Token scale: toy run vs BharatEO-v0

The toy run is bigger now, but the accounting is the same as the serious run.

For this notebook (DATASET_SIZE = 384, EPOCHS = 20):

  • tokens per chip: 64
  • total patch-token presentations: ~492K
  • visible patch-token inputs at 75% masking: ~123K
  • masked patch-token reconstruction targets: ~369K
  • masked RGB pixel regression targets: ~94M

For a BharatEO-v0 pretraining run with 1M chips and 100 epochs:

  • total patch-token presentations: 6.4B
  • visible patch-token inputs at 75% masking: 1.6B
  • masked patch-token reconstruction targets: 4.8B
  • masked reflectance regression targets: 1.2T

That is why the small notebook is useful: the tensor shapes and losses are the same kind of machinery, just scaled down by four orders of magnitude.

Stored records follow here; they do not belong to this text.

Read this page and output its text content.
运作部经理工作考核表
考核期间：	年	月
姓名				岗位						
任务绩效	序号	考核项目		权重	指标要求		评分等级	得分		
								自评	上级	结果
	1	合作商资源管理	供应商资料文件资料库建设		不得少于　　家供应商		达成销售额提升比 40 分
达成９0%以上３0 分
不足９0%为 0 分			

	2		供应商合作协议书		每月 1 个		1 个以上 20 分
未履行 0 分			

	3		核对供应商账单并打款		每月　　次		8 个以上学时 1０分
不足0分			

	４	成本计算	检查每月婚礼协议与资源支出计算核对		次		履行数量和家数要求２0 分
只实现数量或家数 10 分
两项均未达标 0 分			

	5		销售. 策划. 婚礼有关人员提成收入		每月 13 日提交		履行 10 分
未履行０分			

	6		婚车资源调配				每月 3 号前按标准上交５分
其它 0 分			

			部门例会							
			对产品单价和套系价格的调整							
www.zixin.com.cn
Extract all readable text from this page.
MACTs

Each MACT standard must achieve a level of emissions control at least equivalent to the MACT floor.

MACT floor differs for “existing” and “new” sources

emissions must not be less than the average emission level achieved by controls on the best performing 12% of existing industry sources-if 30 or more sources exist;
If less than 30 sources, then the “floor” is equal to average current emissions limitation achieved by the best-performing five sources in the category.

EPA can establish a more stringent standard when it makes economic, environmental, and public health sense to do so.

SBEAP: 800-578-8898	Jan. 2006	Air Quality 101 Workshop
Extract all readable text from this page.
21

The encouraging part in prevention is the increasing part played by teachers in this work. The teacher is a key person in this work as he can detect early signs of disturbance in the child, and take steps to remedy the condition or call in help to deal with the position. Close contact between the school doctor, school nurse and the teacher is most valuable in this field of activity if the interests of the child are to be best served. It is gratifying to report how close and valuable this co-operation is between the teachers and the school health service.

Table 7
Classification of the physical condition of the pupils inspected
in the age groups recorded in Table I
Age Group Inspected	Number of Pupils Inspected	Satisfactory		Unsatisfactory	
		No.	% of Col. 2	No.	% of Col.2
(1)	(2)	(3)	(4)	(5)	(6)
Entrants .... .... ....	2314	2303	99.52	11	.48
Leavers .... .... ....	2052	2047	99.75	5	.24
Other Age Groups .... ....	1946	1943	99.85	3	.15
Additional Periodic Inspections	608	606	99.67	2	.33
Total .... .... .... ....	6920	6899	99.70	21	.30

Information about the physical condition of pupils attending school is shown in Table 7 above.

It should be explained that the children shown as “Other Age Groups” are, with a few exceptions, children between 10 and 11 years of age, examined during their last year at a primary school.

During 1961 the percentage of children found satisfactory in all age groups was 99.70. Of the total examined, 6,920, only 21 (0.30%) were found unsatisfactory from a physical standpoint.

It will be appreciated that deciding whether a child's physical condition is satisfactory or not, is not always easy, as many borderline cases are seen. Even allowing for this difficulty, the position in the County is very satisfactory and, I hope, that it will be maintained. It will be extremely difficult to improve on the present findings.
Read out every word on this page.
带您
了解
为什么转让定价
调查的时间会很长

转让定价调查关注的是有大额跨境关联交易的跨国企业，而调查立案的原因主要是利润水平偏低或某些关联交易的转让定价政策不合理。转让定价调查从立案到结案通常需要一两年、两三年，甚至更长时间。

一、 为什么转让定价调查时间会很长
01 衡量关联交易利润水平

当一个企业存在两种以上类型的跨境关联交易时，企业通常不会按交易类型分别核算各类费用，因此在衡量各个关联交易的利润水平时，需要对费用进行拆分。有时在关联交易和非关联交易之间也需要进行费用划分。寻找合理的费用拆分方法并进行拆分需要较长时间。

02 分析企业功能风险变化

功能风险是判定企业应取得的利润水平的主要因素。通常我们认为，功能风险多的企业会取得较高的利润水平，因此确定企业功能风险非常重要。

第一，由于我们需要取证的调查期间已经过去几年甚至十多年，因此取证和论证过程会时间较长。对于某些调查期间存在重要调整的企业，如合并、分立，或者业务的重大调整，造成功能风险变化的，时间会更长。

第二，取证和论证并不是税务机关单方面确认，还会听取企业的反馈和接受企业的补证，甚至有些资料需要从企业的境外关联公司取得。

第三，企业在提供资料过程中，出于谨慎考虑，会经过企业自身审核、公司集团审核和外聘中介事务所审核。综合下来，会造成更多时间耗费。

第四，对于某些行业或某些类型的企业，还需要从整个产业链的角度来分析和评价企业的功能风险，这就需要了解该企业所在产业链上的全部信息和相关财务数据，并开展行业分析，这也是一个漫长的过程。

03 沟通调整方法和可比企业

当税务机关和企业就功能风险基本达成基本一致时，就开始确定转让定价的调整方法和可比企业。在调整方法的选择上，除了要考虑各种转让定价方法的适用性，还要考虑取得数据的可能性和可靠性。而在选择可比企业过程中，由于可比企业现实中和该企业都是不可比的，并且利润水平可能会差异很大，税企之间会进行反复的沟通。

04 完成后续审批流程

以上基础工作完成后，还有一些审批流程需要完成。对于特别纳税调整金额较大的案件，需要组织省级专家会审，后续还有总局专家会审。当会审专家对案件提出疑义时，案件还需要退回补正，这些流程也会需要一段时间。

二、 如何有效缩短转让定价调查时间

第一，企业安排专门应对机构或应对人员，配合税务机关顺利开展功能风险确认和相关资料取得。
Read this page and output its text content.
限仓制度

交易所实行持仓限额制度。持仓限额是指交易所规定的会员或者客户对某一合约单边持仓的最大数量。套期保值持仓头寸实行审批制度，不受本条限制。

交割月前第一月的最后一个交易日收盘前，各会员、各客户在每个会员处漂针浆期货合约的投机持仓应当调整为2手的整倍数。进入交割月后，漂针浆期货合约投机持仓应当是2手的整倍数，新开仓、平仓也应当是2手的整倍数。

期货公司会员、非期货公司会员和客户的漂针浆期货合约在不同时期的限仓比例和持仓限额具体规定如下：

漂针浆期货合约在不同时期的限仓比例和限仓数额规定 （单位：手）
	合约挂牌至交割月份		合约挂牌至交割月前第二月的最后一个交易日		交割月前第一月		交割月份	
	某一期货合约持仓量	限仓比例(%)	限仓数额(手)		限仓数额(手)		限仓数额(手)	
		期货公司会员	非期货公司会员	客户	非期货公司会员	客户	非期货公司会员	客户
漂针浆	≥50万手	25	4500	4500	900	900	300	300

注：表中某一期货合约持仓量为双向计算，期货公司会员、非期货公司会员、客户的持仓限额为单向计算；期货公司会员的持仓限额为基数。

What changes for Sentinel-2 BharatEO-v0?

Now that the input is already 3-channel pixel data and the reconstruction objective is already a smooth-L1 regression, the gap to a real Sentinel-2 MAE is small.

Keep:

  • the 128 x 128 chip size and 16 x 16 patch size (64 tokens),
  • the masked SmoothL1 reconstruction objective,
  • the ESA patch-label auxiliary objective,
  • the multi-ROI sampling and geography splits.

Change:

  • input from 3 x 128 x 128 palette RGB to 10 x 128 x 128 Sentinel-2 L2A reflectance (or 4 x 128 x 128 for an RGB+NIR start),
  • normalize each band by its dataset-wide mean / std before the MAE,
  • visual reconstruction panels show Sentinel-2 B4-B3-B2 true color and B8-B4-B3 false color,
  • dataset construction loops over Sentinel-2 + WorldCover pairs sampled across many tiles, not three crops in one tile.

The pedagogical point survives: WorldCover supplies the weak semantic objective; the optical sensor supplies the image signal for the real foundation encoder.